In einem Leben ganz anderen Stils konnte der Protagonist Bernhard Mares
Gelegenheiten nicht auslassen. 1923 in einer Wiener Straßenbahn geboren,
wächst er als Findelkind in einem mährischen Waisenhaus auf. Sein
Erwachsenwerden fällt in die Zeit der deutschen Besetzung seiner Heimat
und des Ausbruchs des Zweiten Weltkriegs. Die Sehnsucht nach Leben und
Liebe, nach Geliebt-, zumindest Anerkanntwerden führt den jungen Mann in
die SS, wo er nicht ganz unbeteiligt Zeuge von Kriegsendverbrechen in
der Umgebung von Krems wird. Aber mit seinen Tschechischkenntnissen
versteht er auch Russisch und wird prompt Dolmetscher der Roten Armee.

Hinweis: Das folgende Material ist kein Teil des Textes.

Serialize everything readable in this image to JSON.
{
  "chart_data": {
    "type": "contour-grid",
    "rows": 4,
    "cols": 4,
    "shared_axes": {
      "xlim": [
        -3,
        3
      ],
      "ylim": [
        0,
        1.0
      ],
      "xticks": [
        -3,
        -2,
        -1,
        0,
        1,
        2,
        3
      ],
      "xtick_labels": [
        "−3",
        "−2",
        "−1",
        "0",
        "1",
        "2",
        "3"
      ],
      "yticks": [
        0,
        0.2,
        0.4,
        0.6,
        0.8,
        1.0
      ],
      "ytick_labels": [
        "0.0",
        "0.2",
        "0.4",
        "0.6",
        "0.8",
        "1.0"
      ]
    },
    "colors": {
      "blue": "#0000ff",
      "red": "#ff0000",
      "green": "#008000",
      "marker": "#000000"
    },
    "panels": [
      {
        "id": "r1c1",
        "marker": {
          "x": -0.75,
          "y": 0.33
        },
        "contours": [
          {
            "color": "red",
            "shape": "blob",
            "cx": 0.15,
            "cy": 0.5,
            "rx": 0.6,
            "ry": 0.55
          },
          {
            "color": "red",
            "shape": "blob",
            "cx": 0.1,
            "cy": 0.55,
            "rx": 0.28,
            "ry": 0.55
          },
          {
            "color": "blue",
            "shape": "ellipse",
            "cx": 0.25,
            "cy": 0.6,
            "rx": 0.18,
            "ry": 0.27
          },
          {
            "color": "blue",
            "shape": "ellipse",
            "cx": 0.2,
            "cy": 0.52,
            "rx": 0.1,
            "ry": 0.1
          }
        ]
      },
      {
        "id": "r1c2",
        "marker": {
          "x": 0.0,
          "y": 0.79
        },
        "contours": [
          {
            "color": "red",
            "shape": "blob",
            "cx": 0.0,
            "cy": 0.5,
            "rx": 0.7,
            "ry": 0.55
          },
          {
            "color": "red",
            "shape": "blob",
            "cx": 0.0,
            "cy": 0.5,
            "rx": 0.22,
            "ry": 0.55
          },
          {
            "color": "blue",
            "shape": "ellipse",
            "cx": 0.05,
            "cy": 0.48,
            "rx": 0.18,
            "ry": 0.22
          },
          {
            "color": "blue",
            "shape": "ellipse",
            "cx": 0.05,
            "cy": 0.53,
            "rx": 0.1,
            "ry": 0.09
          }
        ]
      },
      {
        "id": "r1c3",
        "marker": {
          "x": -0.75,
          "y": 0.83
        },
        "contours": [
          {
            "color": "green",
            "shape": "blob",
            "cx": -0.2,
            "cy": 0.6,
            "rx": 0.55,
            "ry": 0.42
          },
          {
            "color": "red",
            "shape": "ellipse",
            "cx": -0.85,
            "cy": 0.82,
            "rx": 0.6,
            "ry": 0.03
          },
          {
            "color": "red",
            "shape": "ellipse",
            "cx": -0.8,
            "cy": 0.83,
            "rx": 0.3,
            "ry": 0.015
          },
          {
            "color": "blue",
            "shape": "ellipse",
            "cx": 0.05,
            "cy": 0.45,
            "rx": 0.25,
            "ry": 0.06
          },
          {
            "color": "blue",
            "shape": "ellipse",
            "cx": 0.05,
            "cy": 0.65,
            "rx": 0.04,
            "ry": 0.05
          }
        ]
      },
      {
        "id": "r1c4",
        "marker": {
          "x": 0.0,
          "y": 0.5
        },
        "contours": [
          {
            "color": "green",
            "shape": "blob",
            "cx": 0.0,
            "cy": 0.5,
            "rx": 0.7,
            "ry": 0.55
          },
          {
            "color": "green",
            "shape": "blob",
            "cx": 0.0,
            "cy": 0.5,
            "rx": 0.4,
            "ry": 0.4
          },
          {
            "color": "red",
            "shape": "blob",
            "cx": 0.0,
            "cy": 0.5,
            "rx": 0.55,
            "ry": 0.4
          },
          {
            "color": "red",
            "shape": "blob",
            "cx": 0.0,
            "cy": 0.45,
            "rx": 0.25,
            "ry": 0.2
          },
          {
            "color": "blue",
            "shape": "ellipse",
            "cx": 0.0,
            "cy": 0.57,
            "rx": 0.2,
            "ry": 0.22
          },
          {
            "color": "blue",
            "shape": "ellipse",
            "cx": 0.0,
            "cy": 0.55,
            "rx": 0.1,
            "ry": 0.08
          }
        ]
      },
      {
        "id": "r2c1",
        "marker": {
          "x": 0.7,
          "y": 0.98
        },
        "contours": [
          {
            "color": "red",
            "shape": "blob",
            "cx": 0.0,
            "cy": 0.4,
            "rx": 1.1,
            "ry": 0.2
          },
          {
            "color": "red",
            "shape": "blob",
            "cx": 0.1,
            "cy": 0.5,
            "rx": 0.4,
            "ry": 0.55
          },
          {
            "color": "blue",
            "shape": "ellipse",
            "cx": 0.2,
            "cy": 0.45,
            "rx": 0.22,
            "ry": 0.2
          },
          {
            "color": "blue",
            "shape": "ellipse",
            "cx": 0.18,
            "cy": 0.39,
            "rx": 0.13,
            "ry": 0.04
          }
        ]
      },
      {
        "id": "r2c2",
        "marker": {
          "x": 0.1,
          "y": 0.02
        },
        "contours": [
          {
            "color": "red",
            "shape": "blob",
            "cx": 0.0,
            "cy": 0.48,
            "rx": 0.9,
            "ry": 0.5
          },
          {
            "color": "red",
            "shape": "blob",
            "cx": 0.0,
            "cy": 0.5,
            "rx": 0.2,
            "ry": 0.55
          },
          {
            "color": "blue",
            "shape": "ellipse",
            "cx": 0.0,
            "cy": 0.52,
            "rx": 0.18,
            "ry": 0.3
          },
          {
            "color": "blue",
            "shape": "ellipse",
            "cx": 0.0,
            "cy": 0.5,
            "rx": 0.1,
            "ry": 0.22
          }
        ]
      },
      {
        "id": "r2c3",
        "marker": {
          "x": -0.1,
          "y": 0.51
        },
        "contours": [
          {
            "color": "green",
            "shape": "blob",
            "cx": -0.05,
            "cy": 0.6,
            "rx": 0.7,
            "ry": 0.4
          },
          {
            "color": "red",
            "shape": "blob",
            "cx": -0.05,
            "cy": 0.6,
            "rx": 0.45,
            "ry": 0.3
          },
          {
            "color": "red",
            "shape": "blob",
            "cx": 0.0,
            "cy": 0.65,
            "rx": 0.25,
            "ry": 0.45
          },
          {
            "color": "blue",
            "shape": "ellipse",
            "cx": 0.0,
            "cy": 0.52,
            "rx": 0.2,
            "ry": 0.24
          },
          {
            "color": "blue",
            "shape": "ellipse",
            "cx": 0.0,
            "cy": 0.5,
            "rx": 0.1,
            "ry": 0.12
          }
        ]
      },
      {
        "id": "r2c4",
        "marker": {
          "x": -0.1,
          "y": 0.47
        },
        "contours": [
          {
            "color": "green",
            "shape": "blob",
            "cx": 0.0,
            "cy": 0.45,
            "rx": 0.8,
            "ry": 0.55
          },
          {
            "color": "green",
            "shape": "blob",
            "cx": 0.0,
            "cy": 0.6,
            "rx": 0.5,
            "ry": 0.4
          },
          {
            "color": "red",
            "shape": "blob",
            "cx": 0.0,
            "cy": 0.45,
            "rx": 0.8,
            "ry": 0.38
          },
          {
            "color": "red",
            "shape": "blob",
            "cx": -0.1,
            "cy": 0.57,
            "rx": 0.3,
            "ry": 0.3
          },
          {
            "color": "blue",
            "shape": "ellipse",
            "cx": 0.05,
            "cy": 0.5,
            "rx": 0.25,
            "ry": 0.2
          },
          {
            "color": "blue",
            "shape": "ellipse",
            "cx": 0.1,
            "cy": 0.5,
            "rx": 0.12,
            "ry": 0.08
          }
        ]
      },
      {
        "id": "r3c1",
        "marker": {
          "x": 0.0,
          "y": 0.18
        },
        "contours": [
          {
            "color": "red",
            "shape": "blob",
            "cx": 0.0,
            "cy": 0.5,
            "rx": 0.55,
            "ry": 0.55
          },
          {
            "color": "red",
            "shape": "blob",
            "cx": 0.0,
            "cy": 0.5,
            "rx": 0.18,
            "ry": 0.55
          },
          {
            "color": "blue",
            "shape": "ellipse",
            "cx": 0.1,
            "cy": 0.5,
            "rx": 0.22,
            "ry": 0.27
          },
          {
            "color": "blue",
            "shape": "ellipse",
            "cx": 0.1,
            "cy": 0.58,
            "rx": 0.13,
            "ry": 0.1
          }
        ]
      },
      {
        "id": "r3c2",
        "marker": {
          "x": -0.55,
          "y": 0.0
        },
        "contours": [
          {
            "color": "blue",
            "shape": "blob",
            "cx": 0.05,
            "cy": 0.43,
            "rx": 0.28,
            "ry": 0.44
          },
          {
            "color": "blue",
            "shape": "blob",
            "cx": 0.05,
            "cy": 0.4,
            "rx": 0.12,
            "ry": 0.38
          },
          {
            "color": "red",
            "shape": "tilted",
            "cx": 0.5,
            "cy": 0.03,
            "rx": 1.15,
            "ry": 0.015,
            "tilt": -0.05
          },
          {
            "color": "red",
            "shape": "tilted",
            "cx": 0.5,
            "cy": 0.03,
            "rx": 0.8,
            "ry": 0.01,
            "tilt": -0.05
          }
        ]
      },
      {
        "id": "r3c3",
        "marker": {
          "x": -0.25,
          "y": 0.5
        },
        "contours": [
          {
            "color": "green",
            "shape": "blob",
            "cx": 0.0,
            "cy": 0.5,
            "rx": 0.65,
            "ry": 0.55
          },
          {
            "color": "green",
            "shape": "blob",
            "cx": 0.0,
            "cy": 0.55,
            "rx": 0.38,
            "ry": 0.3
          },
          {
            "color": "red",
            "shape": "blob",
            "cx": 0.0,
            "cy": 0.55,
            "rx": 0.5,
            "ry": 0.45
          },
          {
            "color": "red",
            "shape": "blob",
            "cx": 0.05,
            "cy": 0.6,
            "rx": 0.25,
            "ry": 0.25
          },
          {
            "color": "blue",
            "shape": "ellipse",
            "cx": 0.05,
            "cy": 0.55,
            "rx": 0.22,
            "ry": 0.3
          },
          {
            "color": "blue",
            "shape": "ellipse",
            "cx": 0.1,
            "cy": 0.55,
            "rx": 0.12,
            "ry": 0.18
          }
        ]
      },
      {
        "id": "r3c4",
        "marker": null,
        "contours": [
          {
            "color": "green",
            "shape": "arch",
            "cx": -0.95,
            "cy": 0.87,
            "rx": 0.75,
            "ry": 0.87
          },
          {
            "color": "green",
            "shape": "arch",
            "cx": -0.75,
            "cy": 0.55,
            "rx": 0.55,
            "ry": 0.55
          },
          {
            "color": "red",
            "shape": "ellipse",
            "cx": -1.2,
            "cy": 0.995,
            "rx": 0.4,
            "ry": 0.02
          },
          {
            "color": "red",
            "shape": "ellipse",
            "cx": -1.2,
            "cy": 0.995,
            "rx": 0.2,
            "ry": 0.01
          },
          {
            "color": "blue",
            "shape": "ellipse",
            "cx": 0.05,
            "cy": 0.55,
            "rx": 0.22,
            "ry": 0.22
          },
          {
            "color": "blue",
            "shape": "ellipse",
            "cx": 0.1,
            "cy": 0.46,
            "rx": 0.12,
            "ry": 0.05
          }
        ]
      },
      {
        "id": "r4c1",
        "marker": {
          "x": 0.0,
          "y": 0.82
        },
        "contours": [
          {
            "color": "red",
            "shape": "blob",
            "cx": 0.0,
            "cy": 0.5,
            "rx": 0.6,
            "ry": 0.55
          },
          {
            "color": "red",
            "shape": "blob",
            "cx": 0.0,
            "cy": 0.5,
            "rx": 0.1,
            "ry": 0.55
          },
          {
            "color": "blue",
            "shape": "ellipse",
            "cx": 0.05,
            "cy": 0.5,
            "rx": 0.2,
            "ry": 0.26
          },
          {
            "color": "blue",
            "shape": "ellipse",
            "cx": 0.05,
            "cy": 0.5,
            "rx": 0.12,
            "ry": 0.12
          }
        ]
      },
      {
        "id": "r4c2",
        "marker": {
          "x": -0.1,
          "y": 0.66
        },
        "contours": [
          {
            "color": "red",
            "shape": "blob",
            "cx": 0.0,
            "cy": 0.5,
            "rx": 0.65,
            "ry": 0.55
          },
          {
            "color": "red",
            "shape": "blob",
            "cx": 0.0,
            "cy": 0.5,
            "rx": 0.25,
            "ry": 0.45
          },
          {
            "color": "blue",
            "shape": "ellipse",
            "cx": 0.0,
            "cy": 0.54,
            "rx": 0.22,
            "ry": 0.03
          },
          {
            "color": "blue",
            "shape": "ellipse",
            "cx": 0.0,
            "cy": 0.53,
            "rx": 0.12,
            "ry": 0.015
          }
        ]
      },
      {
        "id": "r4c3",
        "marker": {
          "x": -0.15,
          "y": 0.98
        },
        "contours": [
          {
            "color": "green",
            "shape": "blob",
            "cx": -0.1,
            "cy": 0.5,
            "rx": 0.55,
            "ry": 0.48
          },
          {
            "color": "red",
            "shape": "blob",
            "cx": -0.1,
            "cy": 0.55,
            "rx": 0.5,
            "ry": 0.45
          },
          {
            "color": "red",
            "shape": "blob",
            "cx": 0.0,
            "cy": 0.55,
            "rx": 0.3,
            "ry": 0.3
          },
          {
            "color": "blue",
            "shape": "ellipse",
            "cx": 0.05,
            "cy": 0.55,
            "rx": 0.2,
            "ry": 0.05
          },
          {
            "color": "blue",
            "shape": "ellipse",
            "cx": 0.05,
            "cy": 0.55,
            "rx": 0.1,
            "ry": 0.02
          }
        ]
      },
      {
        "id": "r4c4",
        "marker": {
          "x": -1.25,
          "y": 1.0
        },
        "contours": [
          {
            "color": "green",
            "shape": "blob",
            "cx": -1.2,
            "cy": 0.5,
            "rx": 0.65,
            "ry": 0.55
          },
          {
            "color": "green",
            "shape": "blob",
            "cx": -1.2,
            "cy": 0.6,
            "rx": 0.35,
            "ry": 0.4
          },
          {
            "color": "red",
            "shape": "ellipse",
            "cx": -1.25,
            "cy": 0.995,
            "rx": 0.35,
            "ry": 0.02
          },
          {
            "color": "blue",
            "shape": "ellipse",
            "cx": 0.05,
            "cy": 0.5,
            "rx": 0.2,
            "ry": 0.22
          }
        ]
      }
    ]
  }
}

Als seine Vergangenheit beim Feind auffliegt, wird er verhaftet, in
seinen nominellen Heimatstaat deportiert, wo er nur knapp dem Galgen
entgeht. Kaum entlassen, verschweigt er, wonach er nicht explizit
gefragt wird, und dient sich rasch zum Parteisekretär der eben an die
Macht gelangten Kommunistischen Partei der Tschechoslowakei hoch. Ein
Fluchtversuch nach Österreich bringt ihn für viele Jahre ins Gefängnis,
aus dem ihn erst die zweifelhafte Kameradentreue eines Zellengenossen,
eines deutschen SS-Generals und Kriegsverbrechers, und diplomatisches
Bemühen seitens der BRD befreien. Nach Jahren in Deutschland und
Südamerika kehrt er auf der Suche nach seiner großen Liebe, einer
jüdischen Frau, der er einst als SS-Mann in einem Außenlager von
Mauthausen begegnete, nach Tschechien zurück. Dort, auf einer Müllhalde
im nordböhmischen Aussig/Ústí nad Labem, begegnet ihm der Autor auf
seiner eigenen von Alkohol umnebelten Suche nach dem Sinn in einem
Leben.
Diese an sich wahre Lebensgeschichte - der Wanderer zwischen den
extremen Regimen des 20. Jahrhunderts hieß in Wirklichkeit Waldemar
Solar (1923-2011) - bietet Stoff für mindestens drei Romane, besonders
in einem Land, das den Antihelden Schwejk hervorgebracht hat, der schon
im Ersten Weltkrieg auf keine
Gelegenheit verzichtete, das zu genießen, was ihm noch vom Leben
blieb.
Ob der Roman die Wahrheit, dieses "Kind der Zeit" (Bert
Brecht), spricht, bleibt unbekannt; Bernhard Mares liebt
jedenfalls das Sprechen, nähert sich im Erzählen seines eigenen Lebens
rückblickend einem fransigen roten Faden an: Das Leben findet immer nur
im Augenblick statt. Dazwischen aber plätschern Zwischentexte, die
Kommentare des nachgeborenen Autors, der im Leben in Frieden und
Freiheit beides nicht findet und dessen flackerndes Interesse an
Bernhards Leben auf die abgeklärte Misanthropie des Alten prallt.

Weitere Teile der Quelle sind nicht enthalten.